Question

How do you solve the system of equations $8x+y=-16$ and $-3x+y=-5$?

Answer 1

Hint: For solving the given equations, $8x+y=-16$ and $-3x+y=-5$, we can use the method of elimination. The coefficient of the variable $y$ is the same in both the equations, and is equal to $1$. Therefore, on subtracting the two equations, the variable $y$ will get removed and we will obtain a linear equation in $x$ which can be easily solved using algebraic operations to get the value of $x$. This value can be substituted in any of the two equations for getting the value of $y$.

Complete step by step solution:
The equations given in the above question are
$\begin{align}
  & \Rightarrow 8x+y=-16.......\left( i \right) \\
 & \Rightarrow -3x+y=-5.......\left( ii \right) \\
\end{align}$
In the above two equations (i) and (ii), we can see that the coefficients of the variable $y$ is the same in both the equations and is equal to $1$. Therefore, we can eliminate the variable $y$ by subtracting the equation (ii) from the equation (i) to get
\[\begin{align}
  & \Rightarrow 8x+y-\left( -3x+y \right)=-16-\left( -5 \right) \\
 & \Rightarrow 8x+y+3x-y=-16+5 \\
 & \Rightarrow 11x=-11 \\
\end{align}\]
Dividing both sides by $11$ we get
\[\begin{align}
  & \Rightarrow \dfrac{11x}{11}=\dfrac{-11}{11} \\
 & \Rightarrow x=-1 \\
\end{align}\]
Substituting this in the equation (ii) we get
$\begin{align}
  & \Rightarrow -3\left( -1 \right)+y=-5 \\
 & \Rightarrow 3+y=-5 \\
\end{align}$
Subtracting $3$ from both sides, we finally get
$\begin{align}
  & \Rightarrow 3+y-3=-5-3 \\
 & \Rightarrow y=-8 \\
\end{align}$

Hence, the solution of the given equations is $x=-1$ and $y=-8$.

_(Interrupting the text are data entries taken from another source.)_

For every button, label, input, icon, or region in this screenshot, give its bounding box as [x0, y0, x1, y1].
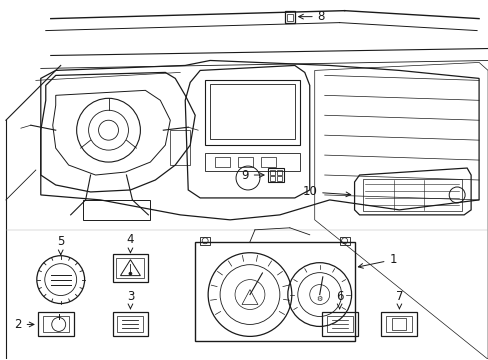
Bar	[195, 242, 354, 341]
Bar	[170, 130, 190, 165]
Bar	[269, 176, 274, 181]
Bar	[210, 84, 294, 139]
Bar	[112, 254, 148, 282]
Bar	[38, 312, 74, 336]
Text: 9: 9	[241, 168, 264, 181]
Text: 2: 2	[14, 318, 34, 331]
Bar	[42, 316, 68, 332]
Text: 1: 1	[358, 253, 396, 268]
Bar	[362, 179, 461, 211]
Bar	[392, 319, 406, 330]
Bar	[339, 237, 349, 245]
Bar	[276, 176, 281, 181]
Text: ⚙: ⚙	[316, 296, 322, 302]
Bar	[112, 312, 148, 336]
Bar	[238, 157, 252, 167]
Bar	[326, 316, 352, 332]
Text: 7: 7	[395, 290, 402, 309]
Bar	[386, 316, 411, 332]
Bar	[116, 258, 144, 278]
Text: 10: 10	[302, 185, 350, 198]
Bar	[321, 312, 357, 336]
Circle shape	[129, 272, 132, 275]
Bar	[276, 170, 281, 175]
Bar	[286, 14, 292, 21]
Bar	[269, 170, 274, 175]
Text: 4: 4	[126, 233, 134, 253]
Text: 5: 5	[57, 235, 64, 255]
Bar	[215, 157, 229, 167]
Bar	[285, 11, 294, 23]
Bar	[261, 157, 275, 167]
Bar	[381, 312, 416, 336]
Bar	[117, 316, 143, 332]
Text: 3: 3	[126, 290, 134, 309]
Text: 8: 8	[298, 10, 325, 23]
Bar	[205, 153, 299, 171]
Bar	[200, 237, 210, 245]
Bar	[205, 80, 299, 145]
Bar	[82, 200, 150, 220]
Text: 6: 6	[335, 290, 343, 309]
Bar	[267, 168, 283, 182]
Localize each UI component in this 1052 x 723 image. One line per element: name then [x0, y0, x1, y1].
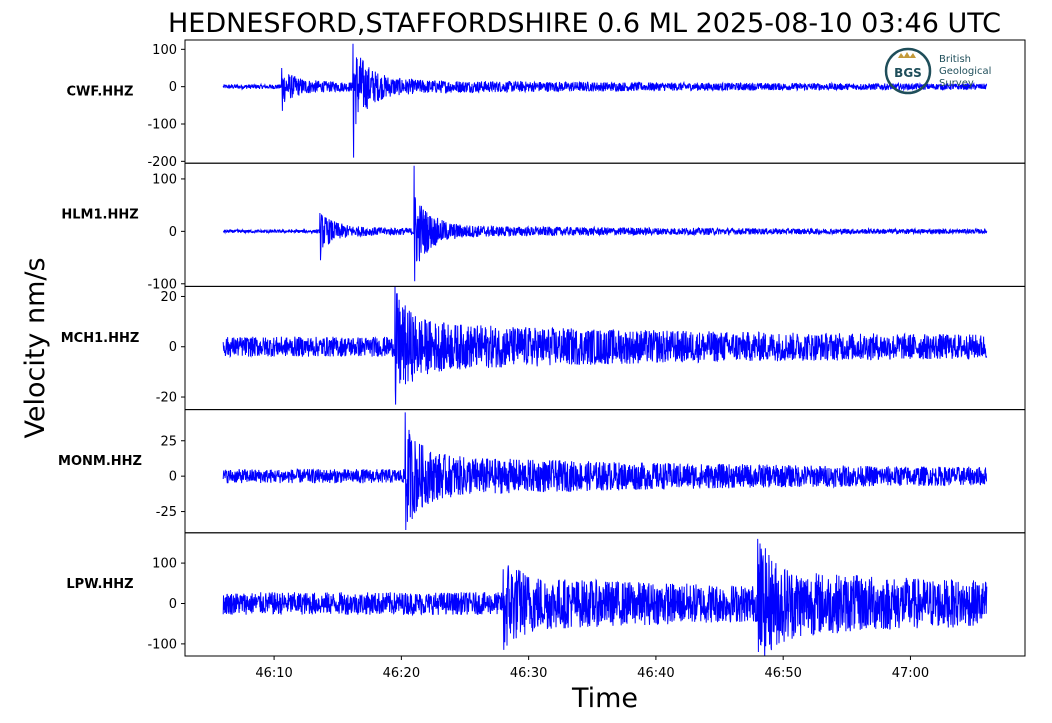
x-axis-ticks: 46:10 46:20 46:30 46:40 46:50 47:00	[255, 656, 929, 681]
y-tick-label: 20	[160, 290, 177, 305]
y-tick-label: -100	[147, 277, 177, 292]
station-label: HLM1.HHZ	[61, 208, 138, 223]
logo-abbr: BGS	[894, 66, 922, 80]
x-tick-label: 47:00	[892, 666, 929, 681]
y-tick-label: -100	[147, 118, 177, 133]
y-tick-label: -200	[147, 155, 177, 170]
panel-frame	[184, 39, 1026, 164]
x-tick-label: 46:30	[510, 666, 547, 681]
y-tick-label: 100	[152, 172, 177, 187]
logo-line-2: Geological	[939, 66, 991, 77]
y-tick-label: 25	[160, 434, 177, 449]
x-tick-label: 46:10	[255, 666, 292, 681]
chart-title: HEDNESFORD,STAFFORDSHIRE 0.6 ML 2025-08-…	[168, 8, 1001, 39]
panel-lpw-hhz: 100 0 -100 LPW.HHZ	[66, 532, 1026, 657]
panel-cwf-hhz: 100 0 -100 -200 CWF.HHZ	[67, 39, 1026, 170]
panel-frame	[184, 532, 1026, 657]
panel-frame	[184, 162, 1026, 287]
waveform-hlm1-hhz	[223, 165, 988, 282]
y-tick-label: -100	[147, 637, 177, 652]
crown-icon	[898, 52, 916, 58]
station-label: MCH1.HHZ	[61, 331, 140, 346]
panel-mch1-hhz: 20 0 -20 MCH1.HHZ	[61, 285, 1026, 411]
y-tick-label: 0	[169, 340, 177, 355]
y-tick-label: 100	[152, 43, 177, 58]
station-label: LPW.HHZ	[66, 577, 133, 592]
x-tick-label: 46:40	[637, 666, 674, 681]
x-axis-label: Time	[571, 683, 638, 714]
waveform-monm-hhz	[222, 412, 988, 531]
panel-monm-hhz: 25 0 -25 MONM.HHZ	[58, 409, 1026, 534]
y-tick-label: -25	[156, 505, 177, 520]
y-axis-label: Velocity nm/s	[20, 257, 51, 438]
panels: 1000-100-200CWF.HHZ1000-100HLM1.HHZ200-2…	[58, 39, 1026, 657]
bgs-logo: BGS British Geological Survey	[884, 47, 991, 95]
y-tick-label: 0	[169, 470, 177, 485]
logo-ring	[884, 47, 932, 95]
x-tick-label: 46:20	[383, 666, 420, 681]
logo-line-3: Survey	[939, 78, 974, 89]
y-tick-label: 100	[152, 557, 177, 572]
waveform-lpw-hhz	[222, 538, 988, 657]
waveform-cwf-hhz	[222, 43, 988, 158]
station-label: CWF.HHZ	[67, 84, 134, 99]
logo-line-1: British	[939, 54, 971, 65]
waveform-mch1-hhz	[222, 286, 988, 405]
x-tick-label: 46:50	[764, 666, 801, 681]
station-label: MONM.HHZ	[58, 454, 142, 469]
y-tick-label: 0	[169, 597, 177, 612]
panel-hlm1-hhz: 100 0 -100 HLM1.HHZ	[61, 162, 1026, 292]
y-tick-label: -20	[156, 391, 177, 406]
y-tick-label: 0	[169, 225, 177, 240]
y-tick-label: 0	[169, 80, 177, 95]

Note: We have obtained the solution by substituting the value of the variable $x$ in the second equation $-3x+y=-5$. For checking whether our obtained solution is correct or not, we must substitute the final values in the first equation $8x+y=-16$ and confirm the equality of LHS and RHS. Further, we can also solve the given system using the method of substitution. For this, we can obtain the value of $y$ in terms of $x$ from the first equation and substitute this value in the second equation to get the value of $x$. On substituting this value of $x$ in any of the equations, we will obtain the value of $y$.